L’une des préoccupations des investisseurs, c'est le niveau de corruption qui est souvent un frein à la reconstruction dans les pays en guerre. L'Ukraine n'est pas exempte de cette difficulté. 

La bonne nouvelle, c'est que des actions extrêmement rapides, coordonnées et je l'espère efficace, sont menées en Ukraine. Avec le FMI, l'Union européenne, le G7, nous travaillons beaucoup aussi sur ces questions d'État de droit et de lutte contre la corruption. Dans le programme actuel du FMI et dans l'aide financière de l'Union européenne, il y a des conditions sur la lutte contre la corruption. Elle conditionnera le montant, le volume et la rapidité de l'aide internationale. 

Est-ce que ces projets en Ukraine se feront au détriment d'autres projets dans d'autres pays du monde ? 

Absolument pas. La situation en Ukraine a accru la demande pour nos financements en Europe centrale, dans les pays baltes, dans les Balkans, en Roumanie, en Bulgarie. En 2021, nous avions investi 4 milliards d’euros dans cette région. L'année dernière, nous avons investi 5 milliards. Même chose en Afrique du Nord et au Moyen-Orient, où nous avons ajouté un milliard d’euros. Un choix lié à la situation géopolitique en Ukraine et, pour ce qui est de l'Afrique et du Moyen-Orient, à l'augmentation des prix des denrées alimentaires et aux difficultés d'approvisionnement. 

Précisément, vous êtes déjà présent au Maghreb. Envisagez-vous des projets en Afrique subsaharienne ? 
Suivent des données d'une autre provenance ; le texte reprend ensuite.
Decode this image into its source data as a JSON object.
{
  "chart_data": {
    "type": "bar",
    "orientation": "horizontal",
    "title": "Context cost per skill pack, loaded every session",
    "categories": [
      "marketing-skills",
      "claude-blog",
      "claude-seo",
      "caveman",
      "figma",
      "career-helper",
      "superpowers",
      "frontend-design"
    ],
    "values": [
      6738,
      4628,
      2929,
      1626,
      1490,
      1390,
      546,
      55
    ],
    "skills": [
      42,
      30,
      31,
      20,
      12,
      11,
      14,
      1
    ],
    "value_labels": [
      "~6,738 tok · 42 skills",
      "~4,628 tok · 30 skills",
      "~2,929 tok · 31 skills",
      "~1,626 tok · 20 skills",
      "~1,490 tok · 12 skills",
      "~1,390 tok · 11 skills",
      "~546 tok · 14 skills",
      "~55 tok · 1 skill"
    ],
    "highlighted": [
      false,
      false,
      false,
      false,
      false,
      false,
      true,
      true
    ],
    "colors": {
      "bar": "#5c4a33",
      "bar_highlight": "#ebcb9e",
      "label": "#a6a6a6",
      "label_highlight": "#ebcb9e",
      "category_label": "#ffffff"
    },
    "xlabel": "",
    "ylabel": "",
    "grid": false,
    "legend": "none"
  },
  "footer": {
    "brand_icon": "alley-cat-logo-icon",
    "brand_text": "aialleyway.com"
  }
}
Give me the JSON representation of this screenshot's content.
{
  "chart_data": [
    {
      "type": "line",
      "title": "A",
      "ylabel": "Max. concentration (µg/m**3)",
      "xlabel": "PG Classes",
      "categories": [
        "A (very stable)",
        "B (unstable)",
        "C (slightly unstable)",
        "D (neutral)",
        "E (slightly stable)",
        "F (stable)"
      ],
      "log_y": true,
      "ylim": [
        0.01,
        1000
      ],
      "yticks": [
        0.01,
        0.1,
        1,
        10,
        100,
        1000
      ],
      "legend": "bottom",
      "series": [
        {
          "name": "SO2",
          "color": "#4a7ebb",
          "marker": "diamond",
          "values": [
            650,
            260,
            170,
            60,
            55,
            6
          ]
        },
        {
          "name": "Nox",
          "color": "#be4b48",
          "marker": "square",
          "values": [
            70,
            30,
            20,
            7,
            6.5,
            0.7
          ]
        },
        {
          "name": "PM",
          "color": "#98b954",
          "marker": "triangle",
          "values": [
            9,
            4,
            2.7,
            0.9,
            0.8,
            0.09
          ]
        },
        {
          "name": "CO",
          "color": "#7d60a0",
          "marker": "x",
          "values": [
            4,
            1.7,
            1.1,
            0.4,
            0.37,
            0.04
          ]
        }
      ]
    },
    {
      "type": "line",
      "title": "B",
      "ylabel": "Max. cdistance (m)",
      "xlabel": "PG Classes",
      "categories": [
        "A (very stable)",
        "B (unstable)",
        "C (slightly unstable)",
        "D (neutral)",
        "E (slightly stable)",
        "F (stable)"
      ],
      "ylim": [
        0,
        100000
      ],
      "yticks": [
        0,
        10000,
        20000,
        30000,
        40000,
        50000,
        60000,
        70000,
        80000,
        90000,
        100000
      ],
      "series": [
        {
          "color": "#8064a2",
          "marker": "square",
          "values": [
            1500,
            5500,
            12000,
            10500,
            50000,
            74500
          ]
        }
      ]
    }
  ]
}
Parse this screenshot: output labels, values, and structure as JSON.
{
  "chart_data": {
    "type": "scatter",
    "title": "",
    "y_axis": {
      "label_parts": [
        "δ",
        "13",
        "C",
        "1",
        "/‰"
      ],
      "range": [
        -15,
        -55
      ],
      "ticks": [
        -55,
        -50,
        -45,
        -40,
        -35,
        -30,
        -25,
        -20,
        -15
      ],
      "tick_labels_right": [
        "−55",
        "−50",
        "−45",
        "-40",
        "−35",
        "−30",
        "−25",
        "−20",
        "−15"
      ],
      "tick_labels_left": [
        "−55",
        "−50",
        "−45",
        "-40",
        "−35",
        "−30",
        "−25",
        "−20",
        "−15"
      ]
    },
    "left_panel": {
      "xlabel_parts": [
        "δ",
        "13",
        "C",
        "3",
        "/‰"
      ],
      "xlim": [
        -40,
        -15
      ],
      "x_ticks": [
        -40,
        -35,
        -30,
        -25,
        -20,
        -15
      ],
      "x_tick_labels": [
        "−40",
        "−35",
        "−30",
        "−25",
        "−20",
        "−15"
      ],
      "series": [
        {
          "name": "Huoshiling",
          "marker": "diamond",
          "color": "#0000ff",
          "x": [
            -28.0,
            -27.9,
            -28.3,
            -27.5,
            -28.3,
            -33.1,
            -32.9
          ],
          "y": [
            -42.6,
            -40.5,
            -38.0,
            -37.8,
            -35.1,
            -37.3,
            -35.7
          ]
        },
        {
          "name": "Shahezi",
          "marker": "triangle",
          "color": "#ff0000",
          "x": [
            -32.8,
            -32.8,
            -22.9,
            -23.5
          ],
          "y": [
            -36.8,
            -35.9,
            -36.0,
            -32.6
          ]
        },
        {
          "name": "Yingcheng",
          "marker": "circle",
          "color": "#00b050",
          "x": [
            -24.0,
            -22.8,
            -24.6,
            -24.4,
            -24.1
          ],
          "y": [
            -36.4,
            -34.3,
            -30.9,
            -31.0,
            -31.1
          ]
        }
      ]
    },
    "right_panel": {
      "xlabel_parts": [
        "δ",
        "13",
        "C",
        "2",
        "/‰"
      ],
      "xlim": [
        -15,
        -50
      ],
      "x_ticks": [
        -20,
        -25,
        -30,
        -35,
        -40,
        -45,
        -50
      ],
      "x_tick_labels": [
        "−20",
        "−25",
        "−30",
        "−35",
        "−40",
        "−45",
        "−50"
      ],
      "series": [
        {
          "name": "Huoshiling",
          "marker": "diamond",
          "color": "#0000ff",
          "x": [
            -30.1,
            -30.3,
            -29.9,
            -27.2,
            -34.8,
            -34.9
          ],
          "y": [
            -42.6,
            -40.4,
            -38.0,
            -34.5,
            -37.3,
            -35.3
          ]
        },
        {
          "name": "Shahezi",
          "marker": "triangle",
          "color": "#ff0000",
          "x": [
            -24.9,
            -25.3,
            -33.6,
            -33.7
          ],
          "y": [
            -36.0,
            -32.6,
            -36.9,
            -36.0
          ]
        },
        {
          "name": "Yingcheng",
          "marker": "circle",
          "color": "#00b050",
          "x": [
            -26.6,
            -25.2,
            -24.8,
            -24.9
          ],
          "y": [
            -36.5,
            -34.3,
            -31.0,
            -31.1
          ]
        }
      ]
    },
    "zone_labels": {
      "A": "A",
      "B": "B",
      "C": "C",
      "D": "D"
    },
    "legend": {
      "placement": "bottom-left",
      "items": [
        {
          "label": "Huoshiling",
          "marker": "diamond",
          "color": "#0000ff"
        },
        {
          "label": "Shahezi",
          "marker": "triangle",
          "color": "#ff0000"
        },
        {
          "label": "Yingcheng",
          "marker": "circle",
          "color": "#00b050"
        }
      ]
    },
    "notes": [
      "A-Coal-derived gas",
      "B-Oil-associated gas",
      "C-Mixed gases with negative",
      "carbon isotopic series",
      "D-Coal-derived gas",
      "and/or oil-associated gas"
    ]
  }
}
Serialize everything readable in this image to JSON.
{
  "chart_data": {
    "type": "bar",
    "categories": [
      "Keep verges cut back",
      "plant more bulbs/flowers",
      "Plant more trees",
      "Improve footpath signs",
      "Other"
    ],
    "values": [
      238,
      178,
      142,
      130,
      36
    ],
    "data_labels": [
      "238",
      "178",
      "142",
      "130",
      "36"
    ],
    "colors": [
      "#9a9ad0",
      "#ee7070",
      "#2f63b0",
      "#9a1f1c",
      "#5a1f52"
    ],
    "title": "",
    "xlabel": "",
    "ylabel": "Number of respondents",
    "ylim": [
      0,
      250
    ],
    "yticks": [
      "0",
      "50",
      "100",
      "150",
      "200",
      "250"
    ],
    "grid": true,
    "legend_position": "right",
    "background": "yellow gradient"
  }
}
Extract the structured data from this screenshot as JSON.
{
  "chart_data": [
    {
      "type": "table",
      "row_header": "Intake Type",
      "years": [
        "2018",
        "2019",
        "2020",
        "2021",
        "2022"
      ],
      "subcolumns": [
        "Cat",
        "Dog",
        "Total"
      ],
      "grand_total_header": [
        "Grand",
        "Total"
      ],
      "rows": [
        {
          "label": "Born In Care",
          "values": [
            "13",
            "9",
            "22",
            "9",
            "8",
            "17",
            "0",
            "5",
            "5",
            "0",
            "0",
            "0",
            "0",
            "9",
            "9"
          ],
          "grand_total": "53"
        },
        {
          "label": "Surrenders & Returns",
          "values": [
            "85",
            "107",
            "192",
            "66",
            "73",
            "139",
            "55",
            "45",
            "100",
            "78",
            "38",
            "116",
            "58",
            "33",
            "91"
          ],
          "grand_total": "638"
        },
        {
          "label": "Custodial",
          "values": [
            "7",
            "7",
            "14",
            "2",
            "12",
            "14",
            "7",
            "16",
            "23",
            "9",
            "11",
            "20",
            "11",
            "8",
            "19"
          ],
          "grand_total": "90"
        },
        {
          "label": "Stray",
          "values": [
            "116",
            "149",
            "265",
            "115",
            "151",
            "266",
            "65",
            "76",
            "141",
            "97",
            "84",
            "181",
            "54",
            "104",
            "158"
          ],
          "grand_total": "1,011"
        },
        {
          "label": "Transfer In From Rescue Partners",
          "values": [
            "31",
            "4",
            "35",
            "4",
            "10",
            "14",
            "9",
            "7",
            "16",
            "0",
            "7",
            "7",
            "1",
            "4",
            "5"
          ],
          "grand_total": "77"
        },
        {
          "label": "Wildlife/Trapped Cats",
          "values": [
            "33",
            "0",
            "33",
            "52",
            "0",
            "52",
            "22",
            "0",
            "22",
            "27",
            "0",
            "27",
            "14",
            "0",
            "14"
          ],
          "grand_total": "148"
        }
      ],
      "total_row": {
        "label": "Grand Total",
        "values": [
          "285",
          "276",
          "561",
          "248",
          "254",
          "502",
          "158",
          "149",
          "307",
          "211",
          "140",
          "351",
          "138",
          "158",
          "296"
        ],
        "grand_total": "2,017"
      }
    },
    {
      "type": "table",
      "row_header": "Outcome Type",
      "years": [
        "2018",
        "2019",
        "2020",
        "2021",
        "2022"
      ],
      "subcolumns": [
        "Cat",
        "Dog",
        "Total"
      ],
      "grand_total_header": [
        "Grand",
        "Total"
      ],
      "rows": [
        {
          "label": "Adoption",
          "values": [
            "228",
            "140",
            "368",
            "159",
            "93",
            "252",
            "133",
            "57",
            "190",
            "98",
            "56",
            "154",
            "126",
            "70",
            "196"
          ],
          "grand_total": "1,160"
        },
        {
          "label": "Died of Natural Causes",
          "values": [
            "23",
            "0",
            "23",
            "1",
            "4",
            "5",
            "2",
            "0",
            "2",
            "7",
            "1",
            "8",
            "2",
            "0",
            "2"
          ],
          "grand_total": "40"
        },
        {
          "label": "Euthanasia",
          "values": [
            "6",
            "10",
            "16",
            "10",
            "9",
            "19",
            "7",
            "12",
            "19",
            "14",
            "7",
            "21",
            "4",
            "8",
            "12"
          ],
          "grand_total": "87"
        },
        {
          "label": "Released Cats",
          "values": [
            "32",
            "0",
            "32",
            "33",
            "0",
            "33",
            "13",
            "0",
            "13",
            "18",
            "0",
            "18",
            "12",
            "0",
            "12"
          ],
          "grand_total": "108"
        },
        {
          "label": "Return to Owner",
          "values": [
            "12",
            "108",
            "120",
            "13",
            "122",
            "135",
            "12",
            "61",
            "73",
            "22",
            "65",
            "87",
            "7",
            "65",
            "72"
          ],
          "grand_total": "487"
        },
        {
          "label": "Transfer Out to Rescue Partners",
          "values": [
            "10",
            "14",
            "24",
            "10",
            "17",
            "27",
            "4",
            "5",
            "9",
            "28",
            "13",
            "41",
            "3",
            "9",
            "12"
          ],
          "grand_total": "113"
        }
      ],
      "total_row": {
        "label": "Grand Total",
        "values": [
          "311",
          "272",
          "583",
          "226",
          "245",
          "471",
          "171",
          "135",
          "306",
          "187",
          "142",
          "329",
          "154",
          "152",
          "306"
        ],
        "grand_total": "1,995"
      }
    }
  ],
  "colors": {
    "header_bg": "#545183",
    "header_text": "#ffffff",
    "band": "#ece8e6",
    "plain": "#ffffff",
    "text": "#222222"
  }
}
Nous sommes en effet présents au Maroc, en Tunisie, mais aussi en Égypte, en Jordanie, au Liban et dans les territoires palestiniens. L'Algérie pourrait devenir un pays d'opération. La seconde chose, c'est qu’à notre Assemblée générale qui se tiendra au mois de mai à Samarcande en Ouzbékistan, nos actionnaires se poseront la question d'une expansion éventuelle de la BERD, en Irak et dans certains pays d'Afrique subsaharienne dont la liste n'est pas encore définitivement établie. Cette expansion sera de toute façon prudente et limitée.